Terrain de jeu des opérateurs historiques européens en quête de relais de croissance, à l’image du Brésil pour Vivendi (GVT), les pays émergents ne semblent plus vouloir se cantonner au rôle de cible. Un mouvement de concentration se dessine dans les télécoms en Europe et ce sont des acteurs latino-américain et asiatique, regorgeant de cash, qui sont à la manœuvre. Le milliardaire mexicain Carlos Slim, l’homme le plus riche du monde selon le classement Forbes, devant Bill Gates, vient de proposer de débourser 3,2 milliards d’euros pour monter de 4,8% à 28% au capital de KPN, l’opérateur historique néerlandais. Un autre milliardaire, le hong-kongais Li Ka -shing convoite Eircom, l’ex-monopole irlandais qui vient de se placer sous la protection de la loi des faillites, qu’il veut racheter pour 2 milliards d’euros en cash.
La vieille Europe pas si condamnée au déclin
La vieille Europe et ses marchés matures, condamnés à la déflation et aux baisses de prix imposés par une Commission européenne trop « consumériste » aux yeux des opérateurs, offrirait-elle finalement des opportunités sous-estimées ? Li Ka-shing n’est pas un nouveau venu en Europe. Son groupe Hutchison Whampoa est présent dans le mobile sous sa marque « 3 » au Royaume-Uni, en Italie, en Autriche, où il vient de racheter la filiale d’Orange pour 1,3 milliard d’euros, dans les pays nordiques et en Irlande : il pourrait ainsi consolider ses positions avec Eircom, numéro un du pays dans le fixe et numéro trois du mobile sous sa marque Meteor, devant « 3. » Hutchison devrait revoir son offre qui été refusée car elle était assortie d’un nombre important de conditions.
Telefonica, le rival de Slim en ligne de mire
En revanche, Carlos Slim n’est pas implanté en Europe. Il vient défier sur ses terres historiques le rival le plus féroce de son empire America Movil en Amérique latine (225 millions de clients), l’espagnol Telefonica. Il avait déjà essayé en 2007 d’entrer au capital de Telecom Italia, qui avait préféré passer sous la coupe de Telefonica. En s’en prenant à KPN, le richissime septuagénaire, qui doit sa fortune, estimée à 69 milliards de dollars, au monopole des télécoms mexicain Telmex, s’attaque à un petit acteur (son chiffre d’affaires de 13 milliards d’euros est plus de trois fois inférieur à celui de France Télécom), affaibli, qui souffre du déclin de ses recettes et de ses marges, mais qui pourra cependant lui offrir une tête de pont sur plusieurs marchés clés en Europe, en particulier l’Allemagne : la filiale de KPN E-Plus est le numéro trois du mobile, derrière T-Mobile et Vodafone, juste devant O2 de Telefonica. Le patron de KPN avait lui-même déclaré en novembre dernier qu’une fusion entre E-Plus et O2 en Allemagne aurait du sens. KPN est aussi présent en Espagne, avec son opérateur mobile virtuel Simyo (400.000 clients).

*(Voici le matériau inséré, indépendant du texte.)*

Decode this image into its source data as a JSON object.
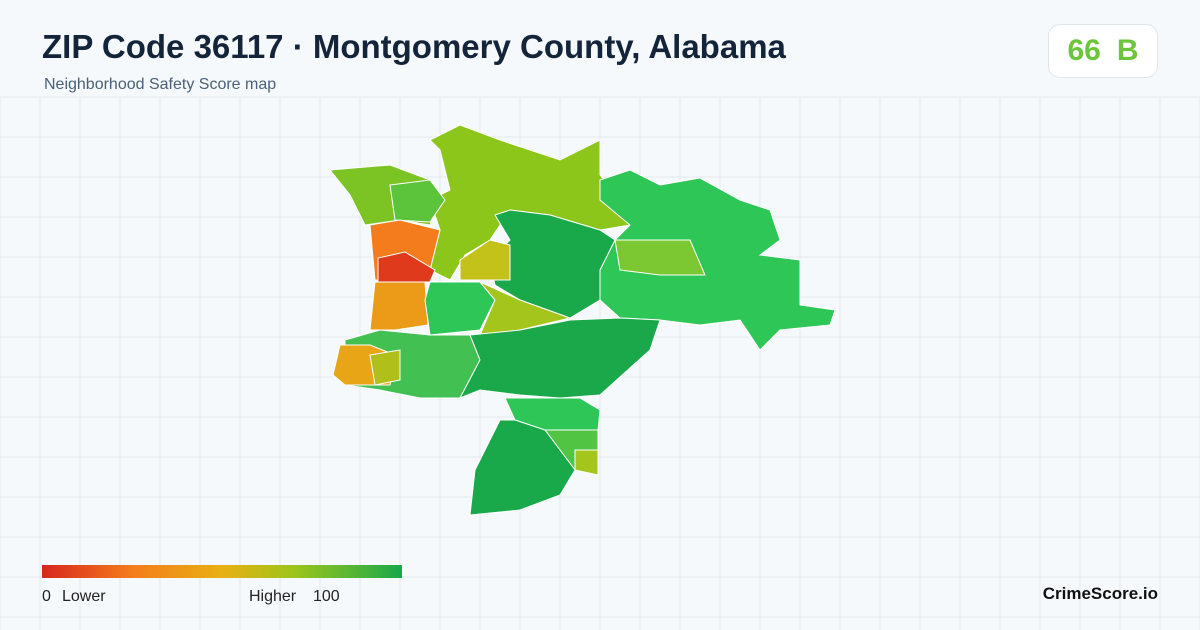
{
  "header": {
    "title": "ZIP Code 36117 · Montgomery County, Alabama",
    "subtitle": "Neighborhood Safety Score map"
  },
  "score": {
    "value": 66,
    "grade": "B"
  },
  "legend": {
    "min": 0,
    "min_label": "Lower",
    "max_label": "Higher",
    "max": 100
  },
  "brand": "CrimeScore.io"
}
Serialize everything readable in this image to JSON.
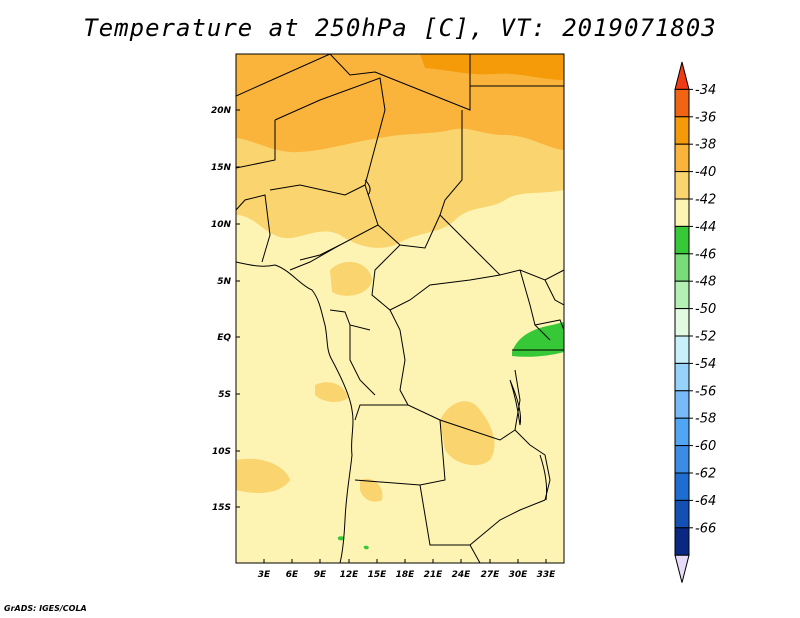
{
  "title": "Temperature at 250hPa [C], VT: 2019071803",
  "credit": "GrADS: IGES/COLA",
  "map": {
    "lat_labels": [
      "20N",
      "15N",
      "10N",
      "5N",
      "EQ",
      "5S",
      "10S",
      "15S"
    ],
    "lon_labels": [
      "3E",
      "6E",
      "9E",
      "12E",
      "15E",
      "18E",
      "21E",
      "24E",
      "27E",
      "30E",
      "33E"
    ]
  },
  "colorbar": {
    "labels": [
      "-34",
      "-36",
      "-38",
      "-40",
      "-42",
      "-44",
      "-46",
      "-48",
      "-50",
      "-52",
      "-54",
      "-56",
      "-58",
      "-60",
      "-62",
      "-64",
      "-66"
    ],
    "colors": [
      "#f03c14",
      "#f06414",
      "#f59b0a",
      "#fab43c",
      "#fad46e",
      "#fdf4b4",
      "#37c837",
      "#78dc78",
      "#b4f0b4",
      "#e1fae1",
      "#c8f0fa",
      "#96d2fa",
      "#78b9fa",
      "#50a5f5",
      "#3c8ce6",
      "#1e6ed2",
      "#1450b4",
      "#0a2882",
      "#e6dcfa"
    ]
  }
}
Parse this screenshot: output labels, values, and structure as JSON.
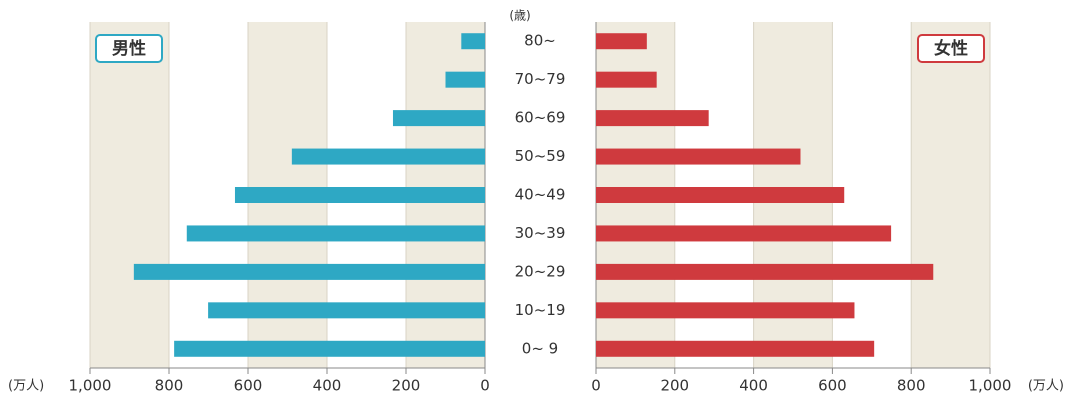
{
  "chart_data": {
    "type": "bar",
    "category_label": "(歳)",
    "value_unit": "(万人)",
    "categories": [
      "80~",
      "70~79",
      "60~69",
      "50~59",
      "40~49",
      "30~39",
      "20~29",
      "10~19",
      "0~ 9"
    ],
    "series": [
      {
        "name": "男性",
        "color": "#2ea8c4",
        "values": [
          60,
          100,
          233,
          489,
          633,
          755,
          889,
          701,
          787
        ]
      },
      {
        "name": "女性",
        "color": "#cf3a3e",
        "values": [
          129,
          154,
          286,
          519,
          630,
          749,
          856,
          656,
          706
        ]
      }
    ],
    "xlim": [
      0,
      1000
    ],
    "xticks": [
      0,
      200,
      400,
      600,
      800,
      {
        "value": 1000,
        "label": "1,000"
      }
    ]
  }
}
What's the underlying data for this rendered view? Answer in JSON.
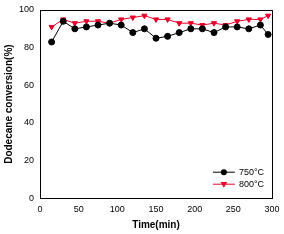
{
  "chart_data": {
    "type": "line",
    "x_label": "Time(min)",
    "y_label": "Dodecane conversion(%)",
    "x": [
      15,
      30,
      45,
      60,
      75,
      90,
      105,
      120,
      135,
      150,
      165,
      180,
      195,
      210,
      225,
      240,
      255,
      270,
      285,
      295
    ],
    "series": [
      {
        "name": "750°C",
        "color": "#000000",
        "marker": "circle",
        "line_style": "solid",
        "values": [
          83,
          94,
          90,
          91,
          92,
          93,
          92,
          88,
          90,
          85,
          86,
          88,
          90,
          90,
          88,
          91,
          91,
          90,
          92,
          87
        ]
      },
      {
        "name": "800°C",
        "color": "#e8002a",
        "marker": "triangle_down",
        "line_style": "solid",
        "values": [
          91,
          95,
          93,
          94,
          94,
          93,
          95,
          96,
          97,
          95,
          95,
          93,
          93,
          92,
          93,
          92,
          94,
          95,
          95,
          97
        ]
      }
    ],
    "xlim": [
      0,
      300
    ],
    "xticks": [
      0,
      50,
      100,
      150,
      200,
      250,
      300
    ],
    "ylim": [
      0,
      100
    ],
    "yticks": [
      0,
      20,
      40,
      60,
      80,
      100
    ],
    "grid": false,
    "legend": "lower right"
  }
}
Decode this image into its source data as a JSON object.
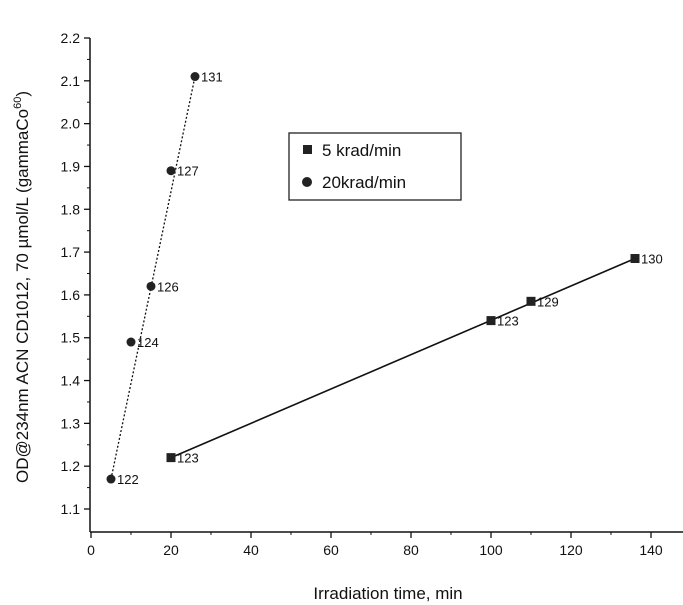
{
  "chart_data": {
    "type": "scatter",
    "title": "",
    "xlabel": "Irradiation time, min",
    "ylabel": "OD@234nm ACN CD1012, 70 µmol/L (gammaCo",
    "ylabel_superscript": "60",
    "ylabel_close": ")",
    "xlim": [
      0,
      145
    ],
    "ylim": [
      1.05,
      2.2
    ],
    "x_ticks": [
      0,
      20,
      40,
      60,
      80,
      100,
      120,
      140
    ],
    "y_ticks": [
      1.1,
      1.2,
      1.3,
      1.4,
      1.5,
      1.6,
      1.7,
      1.8,
      1.9,
      2.0,
      2.1,
      2.2
    ],
    "x_tick_labels": [
      "0",
      "20",
      "40",
      "60",
      "80",
      "100",
      "120",
      "140"
    ],
    "y_tick_labels": [
      "1.1",
      "1.2",
      "1.3",
      "1.4",
      "1.5",
      "1.6",
      "1.7",
      "1.8",
      "1.9",
      "2.0",
      "2.1",
      "2.2"
    ],
    "grid": false,
    "legend_position": "top-center",
    "series": [
      {
        "name": "5 krad/min",
        "marker": "square",
        "line": "solid",
        "points": [
          {
            "x": 20,
            "y": 1.22,
            "label": "123"
          },
          {
            "x": 100,
            "y": 1.54,
            "label": "123"
          },
          {
            "x": 110,
            "y": 1.585,
            "label": "129"
          },
          {
            "x": 136,
            "y": 1.685,
            "label": "130"
          }
        ]
      },
      {
        "name": "20krad/min",
        "marker": "circle",
        "line": "dotted",
        "points": [
          {
            "x": 5,
            "y": 1.17,
            "label": "122"
          },
          {
            "x": 10,
            "y": 1.49,
            "label": "124"
          },
          {
            "x": 15,
            "y": 1.62,
            "label": "126"
          },
          {
            "x": 20,
            "y": 1.89,
            "label": "127"
          },
          {
            "x": 26,
            "y": 2.11,
            "label": "131"
          }
        ]
      }
    ]
  }
}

Une offre inamicale et sous-valorisant KPN
Mais KPN, dont l’Etat néerlandais a vendu ses dernières parts en 2006, n’entend pas se laisser faire. Le conseil d’administration a estimé que l’offre de Slim est inamicale et sous-valorise la société (qui cote toutefois 7,6 euros mercredi matin). Il a mandaté Goldman Sachs et JP Morgan pour étudier ses différentes options stratégiques, selon la formule consacrée. L’arrivée du magnat mexicain va-t-elle faire bouger les grands historiques, en particulier Telefonica ? La consolidation devrait en tout cas s’accélérer, d’autant que KPN envisageait également de céder sa filiale belge BASE.